Benjamin Barbé

Élements biographiques

Benjamin Barbé L'Inconsolée (1879)

Elle ne demande qu'une chose, c'est d'aller à son enfant, à son petit enfant, puisqu'il ne reviendra jamais à elle.
Et ses larmes et son chagrin me remettent en mémoire les charmes de l'enfant, et ses souffrances et sa mort, que je voudrais oublier pour ne plus souffrir.
Chaque jour, je m'en vais à mes affaires et en allant et en revenant, je repasse tout dans ma mémoire.
Mon esprit se remplit de choses tristes ; mon cœur se gonfle et je pleure comme une femme, comme un enfant; je pleure, comme le roi David, mon enfant, mon petit enfant, qui ne reviendra plus à nous.
Source : Gallica

Benjamin Barbé L'Enfant du lac et la fée du rêve… (1862)

À SA MAJESTÉ
L'IMPÉRATRICE EUGÉNIE
MADAME
C'EST à Votre Majesté que j'ose dédier cet opuscule. Il y est parlé d'enfant, de mère tendre et d'Impératrice accomplie. A qui mieux qu'à Vous, Impératrice accomplie et mère pleine de tendresse, pourrait-il être dédié? Peut-être même ce qui ne sera qu'un conte pour d'autres sera-t-il pour Votre Majesté, comme pour moi, une simple histoire.
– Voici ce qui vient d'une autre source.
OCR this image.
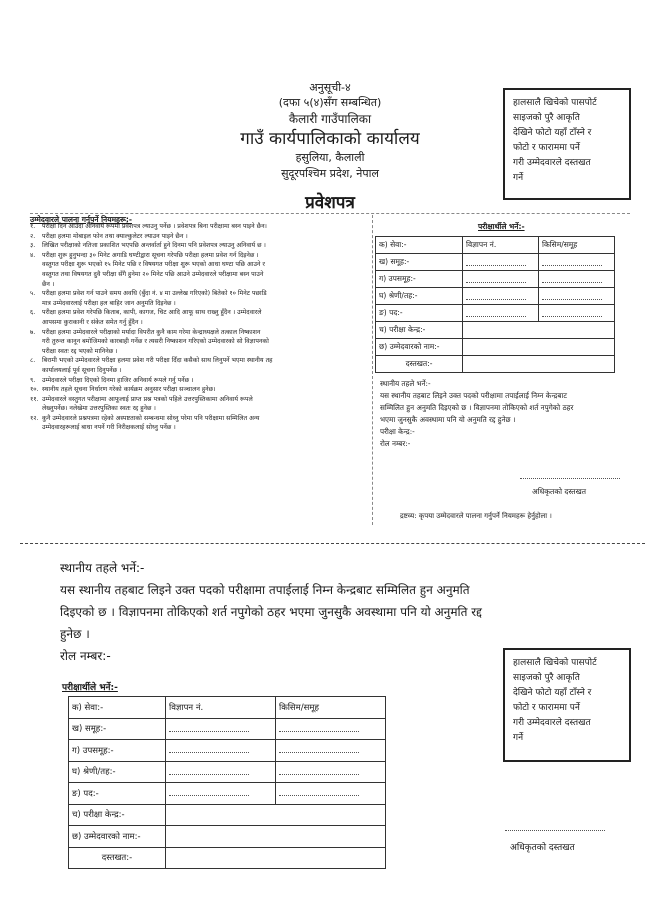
अनुसूची-४
(दफा ५(४)सँग सम्बन्धित)
कैलारी गाउँपालिका
गाउँ कार्यपालिकाको कार्यालय
हसुलिया, कैलाली
सुदूरपश्चिम प्रदेश, नेपाल
प्रवेशपत्र
हालसालै खिचेको पासपोर्ट
साइजको पुरै आकृति
देखिने फोटो यहाँ टाँस्ने र
फोटो र फाराममा पर्ने
गरी उम्मेदवारले दस्तखत
गर्ने
उम्मेदवारले पालना गर्नुपर्ने नियमहरू:-
१.	परीक्षा दिन आउँदा अनिवार्य रूपमा प्रवेशपत्र ल्याउनु पर्नेछ । प्रवेशपत्र बिना परीक्षामा बस्न पाइने छैन।
२.	परीक्षा हलमा मोबाइल फोन तथा क्याल्कुलेटर ल्याउन पाइने छैन ।
३.	लिखित परीक्षाको नतिजा प्रकाशित भएपछि अन्तर्वार्ता हुने दिनमा पनि प्रवेशपत्र ल्याउनु अनिवार्य छ ।
४.	परीक्षा शुरू हुनुभन्दा ३० मिनेट अगाडि घण्टीद्वारा सूचना गरेपछि परीक्षा हलमा प्रवेश गर्न दिइनेछ ।
वस्तुगत परीक्षा शुरू भएको १५ मिनेट पछि र विषयगत परीक्षा शुरू भएको आधा घण्टा पछि आउने र
वस्तुगत तथा विषयगत दुवै परीक्षा सँगै हुनेमा २० मिनेट पछि आउने उम्मेदवारले परीक्षामा बस्न पाउने
छैन ।
५.	परीक्षा हलमा प्रवेश गर्न पाउने समय अवधि (बुँदा नं. ४ मा उल्लेख गरिएको) बितेको १० मिनेट पछाडि
मात्र उम्मेदवारलाई परीक्षा हल बाहिर जान अनुमति दिइनेछ ।
६.	परीक्षा हलमा प्रवेश गरेपछि किताब, कापी, कागज, चिट आदि आफू साथ राख्नु हुँदैन । उम्मेदवारले
आपसमा कुराकानी र संकेत समेत गर्नु हुँदैन ।
७.	परीक्षा हलमा उम्मेदवारले परीक्षाको मर्यादा विपरीत कुनै काम गरेमा केन्द्राध्यक्षले तत्काल निष्काशन
गरी तुरुन्त कानून बमोजिमको कारबाही गर्नेछ र त्यसरी निष्काशन गरिएको उम्मेदवारको सो विज्ञापनको
परीक्षा स्वतः रद्द भएको मानिनेछ ।
८.	बिरामी भएको उम्मेदवारले परीक्षा हलमा प्रवेश गरी परीक्षा दिँदा कसैको साथ लिनुपर्ने भएमा स्थानीय तह
कार्यालयलाई पूर्व सूचना दिनुपर्नेछ ।
९.	उम्मेदवारले परीक्षा दिएको दिनमा हाजिर अनिवार्य रूपले गर्नु पर्नेछ ।
१०. स्थानीय तहले सूचना निर्धारण गरेको कार्यक्रम अनुसार परीक्षा सञ्चालन हुनेछ।
११. उम्मेदवारले वस्तुगत परीक्षामा आफूलाई प्राप्त प्रश्न पत्रको पहिले उत्तरपुस्तिकामा अनिवार्य रूपले
लेख्नुपर्नेछ। नलेखेमा उत्तरपुस्तिका स्वतः रद्द हुनेछ ।
१२. कुनै उम्मेदवारले प्रश्नपत्रमा रहेको अस्पष्टताको सम्बन्धमा सोध्नु परेमा पनि परीक्षामा सम्मिलित अन्य
उम्मेदवारहरूलाई बाधा नपर्ने गरी निरीक्षकलाई सोध्नु पर्नेछ ।
परीक्षार्थीले भर्ने:-
क) सेवा:-	विज्ञापन नं.	किसिम/समूह
ख) समूह:-		
ग) उपसमूह:-		
घ) श्रेणी/तह:-		
ङ) पद:-		
च) परीक्षा केन्द्र:-		
छ) उम्मेदवारको नाम:-		
दस्तखत:-		
स्थानीय तहले भर्ने:-
यस स्थानीय तहबाट लिइने उक्त पदको परीक्षामा तपाईलाई निम्न केन्द्रबाट
सम्मिलित हुन अनुमति दिइएको छ । विज्ञापनमा तोकिएको शर्त नपुगेको ठहर
भएमा जुनसुकै अवस्थामा पनि यो अनुमति रद्द हुनेछ ।
परीक्षा केन्द्र:-
रोल नम्बर:-
अधिकृतको दस्तखत
द्रष्टव्य: कृपया उम्मेदवारले पालना गर्नुपर्ने नियमहरू हेर्नुहोला ।
स्थानीय तहले भर्ने:-
यस स्थानीय तहबाट लिइने उक्त पदको परीक्षामा तपाईलाई निम्न केन्द्रबाट सम्मिलित हुन अनुमति
दिइएको छ । विज्ञापनमा तोकिएको शर्त नपुगेको ठहर भएमा जुनसुकै अवस्थामा पनि यो अनुमति रद्द
हुनेछ ।
रोल नम्बर:-	हालसालै खिचेको पासपोर्ट
साइजको पुरै आकृति
देखिने फोटो यहाँ टाँस्ने र
फोटो र फाराममा पर्ने
गरी उम्मेदवारले दस्तखत
गर्ने
परीक्षार्थीले भर्ने:-
क) सेवा:-	विज्ञापन नं.	किसिम/समूह
ख) समूह:-		
ग) उपसमूह:-		
घ) श्रेणी/तह:-		
ङ) पद:-		
च) परीक्षा केन्द्र:-		
छ) उम्मेदवारको नाम:-		
दस्तखत:-		
अधिकृतको दस्तखत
Et, dans ce cas, la lecture de ces quelques pages ne sera pas
seulement un amusement pour votre esprit, elle sera une joie pour votre coeur.
Source : Gallica

Benjamin Barbé L'Inconsolée (1879)

Sur son front de treize ans on voit déjà briller toutes les beautés de la femme confondues avec les grâces de la jeune fille et les puretés de l'enfant.
Henriette, la seconde, moins belle, a encore plus d'attraits, plus de charmes ; elle a la grâce en place de la beauté : la grâce, beauté de l'âme,
qui luit à travers le corps. En la voyant on l'aime moins que sa sœur; en la voyant encore, on l'aime davantage.
Gontran et Raoul sont les deux garçons. Ils aiment la campagne, les chevaux, les chiens, les tambours, les trompettes.